In a filing in federal court in Santa Ana, Calif., Toyota moved to dismiss the class action suit based on a study released by the NHTSA and the National Aeronautics and Space Administration in February of this year. The study concluded that no evidence was found that the company's cars suddenly accelerated due to electronic failures.

While the study's effects on the litigation remain to be seen, a government report has a strong impact “given the fact that it is published and it's out there for the whole world to see, making it very difficult for an individual plaintiff to overcome something like that,” Mr. Montgomery said.

“The problem with the lawsuits was the adverse publicity and the frenzy...to taint Toyota, and the piling on of congressional hearings taking a very aggressive stance against Toyota,” said Michael Hoenig, member at law firm Herzfeld & Rubin P.C. who focuses on product liability and complex litigation. “Toyota had to be worried about its customer base—not the lawsuit. In the legal arena, Toyota can fight—Toyota has gladiators,” meaning it has a large legal team of very experienced lawyers.

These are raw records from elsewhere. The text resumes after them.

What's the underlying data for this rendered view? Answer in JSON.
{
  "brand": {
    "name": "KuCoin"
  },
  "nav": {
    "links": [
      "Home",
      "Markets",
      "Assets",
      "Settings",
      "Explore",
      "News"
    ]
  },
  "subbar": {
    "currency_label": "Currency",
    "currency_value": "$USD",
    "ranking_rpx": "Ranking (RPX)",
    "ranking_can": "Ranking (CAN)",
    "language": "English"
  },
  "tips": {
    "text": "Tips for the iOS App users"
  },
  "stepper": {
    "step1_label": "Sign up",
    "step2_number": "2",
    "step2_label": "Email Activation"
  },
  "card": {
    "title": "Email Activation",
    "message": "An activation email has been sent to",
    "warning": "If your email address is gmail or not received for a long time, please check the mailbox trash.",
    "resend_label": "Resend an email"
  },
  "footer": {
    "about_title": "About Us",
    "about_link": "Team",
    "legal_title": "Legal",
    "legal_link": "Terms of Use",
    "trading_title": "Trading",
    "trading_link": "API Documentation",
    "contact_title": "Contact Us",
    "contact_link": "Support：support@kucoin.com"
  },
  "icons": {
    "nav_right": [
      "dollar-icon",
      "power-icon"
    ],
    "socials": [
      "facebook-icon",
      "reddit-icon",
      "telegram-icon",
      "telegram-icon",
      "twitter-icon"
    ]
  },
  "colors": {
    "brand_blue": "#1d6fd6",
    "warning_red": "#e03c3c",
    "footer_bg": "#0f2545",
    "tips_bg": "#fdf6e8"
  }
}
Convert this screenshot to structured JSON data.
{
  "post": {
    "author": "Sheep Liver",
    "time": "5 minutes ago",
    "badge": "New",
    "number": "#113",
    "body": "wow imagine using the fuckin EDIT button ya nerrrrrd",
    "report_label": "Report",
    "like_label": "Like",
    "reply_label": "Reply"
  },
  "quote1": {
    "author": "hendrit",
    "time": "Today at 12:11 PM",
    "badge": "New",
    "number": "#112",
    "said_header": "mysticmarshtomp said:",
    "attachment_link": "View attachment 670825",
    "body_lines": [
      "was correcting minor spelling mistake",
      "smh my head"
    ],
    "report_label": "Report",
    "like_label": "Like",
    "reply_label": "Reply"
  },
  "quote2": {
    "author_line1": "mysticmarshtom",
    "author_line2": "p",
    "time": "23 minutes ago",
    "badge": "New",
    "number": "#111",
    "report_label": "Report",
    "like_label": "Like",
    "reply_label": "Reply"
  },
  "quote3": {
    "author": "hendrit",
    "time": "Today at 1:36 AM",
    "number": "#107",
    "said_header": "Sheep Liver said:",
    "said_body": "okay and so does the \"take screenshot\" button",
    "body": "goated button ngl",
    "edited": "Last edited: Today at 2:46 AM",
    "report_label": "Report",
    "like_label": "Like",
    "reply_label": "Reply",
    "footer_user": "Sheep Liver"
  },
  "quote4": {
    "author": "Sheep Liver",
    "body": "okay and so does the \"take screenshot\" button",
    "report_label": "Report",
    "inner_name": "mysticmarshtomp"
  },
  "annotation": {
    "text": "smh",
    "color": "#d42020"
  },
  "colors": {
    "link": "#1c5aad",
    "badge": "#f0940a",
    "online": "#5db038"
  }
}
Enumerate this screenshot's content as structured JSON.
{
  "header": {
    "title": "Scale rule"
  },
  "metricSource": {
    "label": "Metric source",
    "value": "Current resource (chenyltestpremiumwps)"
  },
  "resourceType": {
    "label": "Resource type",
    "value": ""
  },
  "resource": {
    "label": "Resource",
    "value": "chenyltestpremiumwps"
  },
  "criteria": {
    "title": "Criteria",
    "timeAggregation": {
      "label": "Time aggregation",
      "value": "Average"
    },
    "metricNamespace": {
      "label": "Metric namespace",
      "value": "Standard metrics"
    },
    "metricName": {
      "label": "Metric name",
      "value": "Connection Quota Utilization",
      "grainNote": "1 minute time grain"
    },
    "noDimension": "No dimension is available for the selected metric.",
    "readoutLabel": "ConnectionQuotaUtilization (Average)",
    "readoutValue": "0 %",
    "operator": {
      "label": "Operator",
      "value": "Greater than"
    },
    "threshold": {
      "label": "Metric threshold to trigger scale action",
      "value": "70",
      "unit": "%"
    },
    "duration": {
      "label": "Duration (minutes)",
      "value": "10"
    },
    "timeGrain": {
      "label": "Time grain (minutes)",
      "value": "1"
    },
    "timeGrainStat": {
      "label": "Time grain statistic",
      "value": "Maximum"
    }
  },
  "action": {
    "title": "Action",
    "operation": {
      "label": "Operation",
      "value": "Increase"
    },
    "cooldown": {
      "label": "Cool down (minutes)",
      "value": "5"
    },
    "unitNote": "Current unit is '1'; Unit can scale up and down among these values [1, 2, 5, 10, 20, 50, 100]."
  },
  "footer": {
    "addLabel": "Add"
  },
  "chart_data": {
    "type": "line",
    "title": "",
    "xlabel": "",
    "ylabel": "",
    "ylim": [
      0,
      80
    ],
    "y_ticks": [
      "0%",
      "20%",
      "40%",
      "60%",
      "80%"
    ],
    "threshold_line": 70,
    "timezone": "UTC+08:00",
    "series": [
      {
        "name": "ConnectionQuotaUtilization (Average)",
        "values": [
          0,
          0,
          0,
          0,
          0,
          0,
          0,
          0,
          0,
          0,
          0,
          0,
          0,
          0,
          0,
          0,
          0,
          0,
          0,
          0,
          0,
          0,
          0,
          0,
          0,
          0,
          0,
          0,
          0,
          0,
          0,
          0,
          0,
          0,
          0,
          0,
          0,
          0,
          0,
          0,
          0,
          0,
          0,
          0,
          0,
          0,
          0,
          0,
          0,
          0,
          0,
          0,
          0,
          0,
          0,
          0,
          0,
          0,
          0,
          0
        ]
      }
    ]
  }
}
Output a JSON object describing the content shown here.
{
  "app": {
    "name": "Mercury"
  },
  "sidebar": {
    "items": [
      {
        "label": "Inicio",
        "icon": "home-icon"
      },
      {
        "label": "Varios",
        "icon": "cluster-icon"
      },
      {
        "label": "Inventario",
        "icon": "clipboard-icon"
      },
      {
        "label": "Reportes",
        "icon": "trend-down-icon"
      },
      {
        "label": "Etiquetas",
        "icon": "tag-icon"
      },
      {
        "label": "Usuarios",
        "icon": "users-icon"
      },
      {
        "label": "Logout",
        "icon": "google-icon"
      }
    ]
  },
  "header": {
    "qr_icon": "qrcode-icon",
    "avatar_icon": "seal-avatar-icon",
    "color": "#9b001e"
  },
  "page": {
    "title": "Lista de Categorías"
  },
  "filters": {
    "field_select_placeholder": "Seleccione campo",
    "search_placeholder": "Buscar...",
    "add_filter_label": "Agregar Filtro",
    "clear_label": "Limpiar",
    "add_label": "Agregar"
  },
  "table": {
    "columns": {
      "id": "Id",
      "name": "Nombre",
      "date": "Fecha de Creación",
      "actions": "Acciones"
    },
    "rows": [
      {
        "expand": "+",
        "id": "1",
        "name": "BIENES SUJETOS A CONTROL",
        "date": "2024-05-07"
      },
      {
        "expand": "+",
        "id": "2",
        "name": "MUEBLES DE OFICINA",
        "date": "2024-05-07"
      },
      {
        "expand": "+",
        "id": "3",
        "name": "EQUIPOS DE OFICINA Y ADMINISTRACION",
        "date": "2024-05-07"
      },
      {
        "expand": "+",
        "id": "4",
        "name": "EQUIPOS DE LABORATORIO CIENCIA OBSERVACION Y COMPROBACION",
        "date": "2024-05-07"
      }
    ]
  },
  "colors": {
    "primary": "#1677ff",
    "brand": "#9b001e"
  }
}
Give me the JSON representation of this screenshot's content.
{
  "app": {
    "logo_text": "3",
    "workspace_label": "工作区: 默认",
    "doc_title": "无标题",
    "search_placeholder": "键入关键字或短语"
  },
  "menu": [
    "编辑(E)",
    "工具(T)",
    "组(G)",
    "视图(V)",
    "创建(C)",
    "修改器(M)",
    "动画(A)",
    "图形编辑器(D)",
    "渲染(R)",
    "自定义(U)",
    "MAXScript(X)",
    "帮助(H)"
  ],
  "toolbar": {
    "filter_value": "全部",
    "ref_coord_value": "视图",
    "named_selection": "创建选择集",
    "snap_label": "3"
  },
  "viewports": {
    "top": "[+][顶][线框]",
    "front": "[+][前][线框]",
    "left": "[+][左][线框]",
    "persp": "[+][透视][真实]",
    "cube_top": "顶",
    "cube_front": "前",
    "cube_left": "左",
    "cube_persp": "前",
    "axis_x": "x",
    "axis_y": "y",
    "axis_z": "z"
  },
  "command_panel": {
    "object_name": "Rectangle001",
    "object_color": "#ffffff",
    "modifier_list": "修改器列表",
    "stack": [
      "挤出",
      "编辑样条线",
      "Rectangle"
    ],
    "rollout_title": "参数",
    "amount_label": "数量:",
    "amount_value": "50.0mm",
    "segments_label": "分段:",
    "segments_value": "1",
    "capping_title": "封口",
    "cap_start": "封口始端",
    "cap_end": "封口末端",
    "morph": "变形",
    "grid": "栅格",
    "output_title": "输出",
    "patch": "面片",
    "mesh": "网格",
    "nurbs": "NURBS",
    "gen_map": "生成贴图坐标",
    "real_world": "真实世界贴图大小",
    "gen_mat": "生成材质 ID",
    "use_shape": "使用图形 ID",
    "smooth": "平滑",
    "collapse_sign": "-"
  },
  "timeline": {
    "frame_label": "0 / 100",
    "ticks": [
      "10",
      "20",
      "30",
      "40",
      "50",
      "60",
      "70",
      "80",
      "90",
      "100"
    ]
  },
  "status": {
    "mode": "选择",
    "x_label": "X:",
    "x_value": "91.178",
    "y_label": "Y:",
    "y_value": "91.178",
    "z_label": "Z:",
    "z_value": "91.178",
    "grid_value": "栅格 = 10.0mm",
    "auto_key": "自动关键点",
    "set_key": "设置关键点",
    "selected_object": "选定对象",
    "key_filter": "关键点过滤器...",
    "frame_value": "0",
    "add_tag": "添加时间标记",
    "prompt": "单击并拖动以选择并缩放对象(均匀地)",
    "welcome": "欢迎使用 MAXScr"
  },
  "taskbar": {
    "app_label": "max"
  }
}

Large corporations inherently are perceived as villains during crisis situations, Mr. Grabowski said. Honest, transparent and frequent communications with the consumer that the problem has been identified and will be fixed is essential.

“When you've got a big brand name, you are perceived as Goliath,” Mr. Grabowski said. “David can lie, cheat and steal, throw sand in your eyes, and use a sling and a stone, but they're going to root for him. But that is part of the process when you're managing risk.”